Laparoscopy better than imaging for accurate staging in locally advanced cervical cancer

While no difference was shown in disease-free survival rates between surgical and non-surgical staging methods, laparoscopy benefits patients with International Federation of Gynecology and Obstetrics (FIGO) stage IIB cervical cancer. Surgical staging also has a cancer-specific survival benefit, according to a study published in the International Journal of Gynecological Cancers.

Surgical staging is superior to imaging staging for disease-free and cancer-specific survival benefits in locally advanced cervical cancer, according to the Uterus-11 prospective international multicenter study. This study was conducted by Simone Marnitz, MD, PhD, of the department of radio oncology and medical faculty at the University of Cologne in Germany and colleagues. It is the only randomized study comparing surgical and non-surgical staging before primary chemoradiation to date.

The study’s purpose was to evaluate how surgical staging prior to treatment, including enlarged lymph node removal, affects disease-free survival in patients with locally advanced cervical cancer. The authors said that while clinical examination, imaging, and potential surgical findings are used for revised staging, imaging is often limited because it can result in understaging.

Two hundred forty patients were randomized 1:1 to an experimental surgical staging group (121 patients) or a control clinical staging group (119 patients). Marnitz and colleagues reported that randomization took place between February 2009 and August 2013. The authors reported that patients in the two groups had comparable characteristics.

Patients with confirmed adenocarcinoma, squamous cell carcinoma, or adenosquamous cancer FIGO 2009 stage IIB-IVA had a gynecological exam and pre-treatment imaging that included abdominal magnetic resonance imaging and/or abdominal computed tomography (CT). They also had chest imaging via X-ray, CT, or positron emission tomography-CT.

Transperitoneal, extraperitoneal, or open transperitoneal laparoscopic methods were used for surgical staging in the experimental group. Suspicious areas were biopsied and frozen. Transperitoneal laparoscopy was used in 96.6% of patients in the surgical staging group.
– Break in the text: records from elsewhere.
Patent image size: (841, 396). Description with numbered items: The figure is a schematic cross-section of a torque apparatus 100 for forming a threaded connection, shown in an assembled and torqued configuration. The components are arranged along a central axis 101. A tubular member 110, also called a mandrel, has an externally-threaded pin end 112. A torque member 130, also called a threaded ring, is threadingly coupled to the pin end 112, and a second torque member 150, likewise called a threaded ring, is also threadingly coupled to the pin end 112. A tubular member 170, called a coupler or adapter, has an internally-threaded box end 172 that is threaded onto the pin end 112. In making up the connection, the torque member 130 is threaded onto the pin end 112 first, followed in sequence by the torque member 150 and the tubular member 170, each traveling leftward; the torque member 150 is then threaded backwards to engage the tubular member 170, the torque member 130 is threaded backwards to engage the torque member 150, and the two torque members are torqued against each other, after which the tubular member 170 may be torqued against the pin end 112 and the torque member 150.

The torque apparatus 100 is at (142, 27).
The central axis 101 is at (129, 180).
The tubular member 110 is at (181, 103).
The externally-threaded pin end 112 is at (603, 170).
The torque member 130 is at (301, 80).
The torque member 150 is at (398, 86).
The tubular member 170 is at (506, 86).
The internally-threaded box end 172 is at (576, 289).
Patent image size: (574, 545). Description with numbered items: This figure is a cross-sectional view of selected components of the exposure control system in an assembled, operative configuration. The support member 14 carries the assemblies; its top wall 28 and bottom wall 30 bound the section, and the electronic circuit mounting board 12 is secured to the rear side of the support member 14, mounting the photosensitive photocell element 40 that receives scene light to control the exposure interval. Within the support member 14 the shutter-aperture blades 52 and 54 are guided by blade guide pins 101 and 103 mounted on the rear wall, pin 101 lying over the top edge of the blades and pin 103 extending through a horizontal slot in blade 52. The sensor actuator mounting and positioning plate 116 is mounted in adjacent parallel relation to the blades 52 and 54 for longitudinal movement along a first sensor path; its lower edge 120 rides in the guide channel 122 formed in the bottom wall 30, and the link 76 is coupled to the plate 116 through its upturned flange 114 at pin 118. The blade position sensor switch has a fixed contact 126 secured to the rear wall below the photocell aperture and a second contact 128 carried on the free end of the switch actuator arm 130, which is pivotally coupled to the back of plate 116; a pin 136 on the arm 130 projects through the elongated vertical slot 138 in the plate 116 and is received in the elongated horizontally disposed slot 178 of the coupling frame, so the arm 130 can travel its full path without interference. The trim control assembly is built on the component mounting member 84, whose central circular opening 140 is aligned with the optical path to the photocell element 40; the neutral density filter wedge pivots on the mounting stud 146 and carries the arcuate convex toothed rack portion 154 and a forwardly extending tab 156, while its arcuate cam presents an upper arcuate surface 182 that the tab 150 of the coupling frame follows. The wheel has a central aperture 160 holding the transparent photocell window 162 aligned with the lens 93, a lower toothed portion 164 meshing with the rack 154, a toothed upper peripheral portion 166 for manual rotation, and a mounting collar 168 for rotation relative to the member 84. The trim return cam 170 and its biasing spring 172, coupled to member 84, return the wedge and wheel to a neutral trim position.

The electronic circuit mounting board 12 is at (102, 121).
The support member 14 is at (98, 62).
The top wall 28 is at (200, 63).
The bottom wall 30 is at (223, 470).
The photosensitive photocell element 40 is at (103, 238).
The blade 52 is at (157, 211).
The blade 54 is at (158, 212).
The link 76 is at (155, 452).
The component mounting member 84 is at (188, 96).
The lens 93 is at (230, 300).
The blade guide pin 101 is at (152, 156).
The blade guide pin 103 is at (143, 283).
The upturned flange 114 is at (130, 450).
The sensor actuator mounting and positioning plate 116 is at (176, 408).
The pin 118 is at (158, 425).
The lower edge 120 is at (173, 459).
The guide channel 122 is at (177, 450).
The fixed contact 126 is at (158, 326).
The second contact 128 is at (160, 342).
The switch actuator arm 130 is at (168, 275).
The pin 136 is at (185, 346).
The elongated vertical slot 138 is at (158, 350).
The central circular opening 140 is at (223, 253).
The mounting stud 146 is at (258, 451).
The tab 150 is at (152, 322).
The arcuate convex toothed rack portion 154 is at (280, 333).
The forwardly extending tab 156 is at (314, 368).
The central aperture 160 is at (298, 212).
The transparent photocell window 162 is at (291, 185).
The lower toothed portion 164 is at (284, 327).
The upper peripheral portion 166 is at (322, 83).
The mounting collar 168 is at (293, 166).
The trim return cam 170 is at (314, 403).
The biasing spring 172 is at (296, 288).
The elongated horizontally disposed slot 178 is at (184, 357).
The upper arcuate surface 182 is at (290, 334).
The authors reported laparoscopy resulted in upstaging in 39 of 120 (33%) patients. Surgical staging is also better than clinical staging when examining disease-free survival (HR 0.51, 95% CI 0.30 to 0.86, p=0.011), the authors said. It was associated with better cancer-specific survival in the post-hoc analysis as well (HR 0.61, 95% CI 0.40 to 0.93, p=0.020).

After a median 90-month follow-up, the authors reported “no difference in disease-free survival between surgical staging and clinical staging in patients with locally advanced cervical cancer,” (p=0.084).

Marnitz and colleagues highlighted several strengths in the study: that this is the largest of its kind, and that nearly all patients received minimally invasive surgical approaches and modern radiation techniques. They also noted strength in long-term follow up and high levels of data completeness. They acknowledged study challenges that included PET-CT scans not being routinely done pre-operatively due to lack of reimbursement funding, and study power being reduced from 80% to 70% due to 102 instead of 129 observed events. In addition, the protocol could not include patients with stage IB2 (FIGO 2009) cervical cancer.

The authors concluded that staging with laparoscopy “was safe, did not delay primary chemoradiation, and led to 33% upstaging in patients with locally advanced cervical cancer.” They also said that after surgical staging, primary chemoradiation was not delayed or associated with higher early complication rates.

As a result of these findings, the authors recommended that “further studies in patients with FIGO stage IIB tumors should be considered. The fact that in cases of recurrence there were >85% distant metastases underlines the need for more effective systemic (maintenance) treatments such as sequential chemotherapy following primary chemoradiation, immunotherapy, or a combination of both.”

Reference

  1. Marnitz S, Tieko Tsunoda A, Martus P, et al. Surgical versus clinical staging prior to primary chemoradiation in patients with cervical cancer FIGO stages IIB–IVA: oncologic results of a prospective randomized international multicenter (Uterus-11) intergroup study. Int J Gynecol Cancer. 2020;30(12):1855-1861. doi:10.1136/ijgc-2020-001973.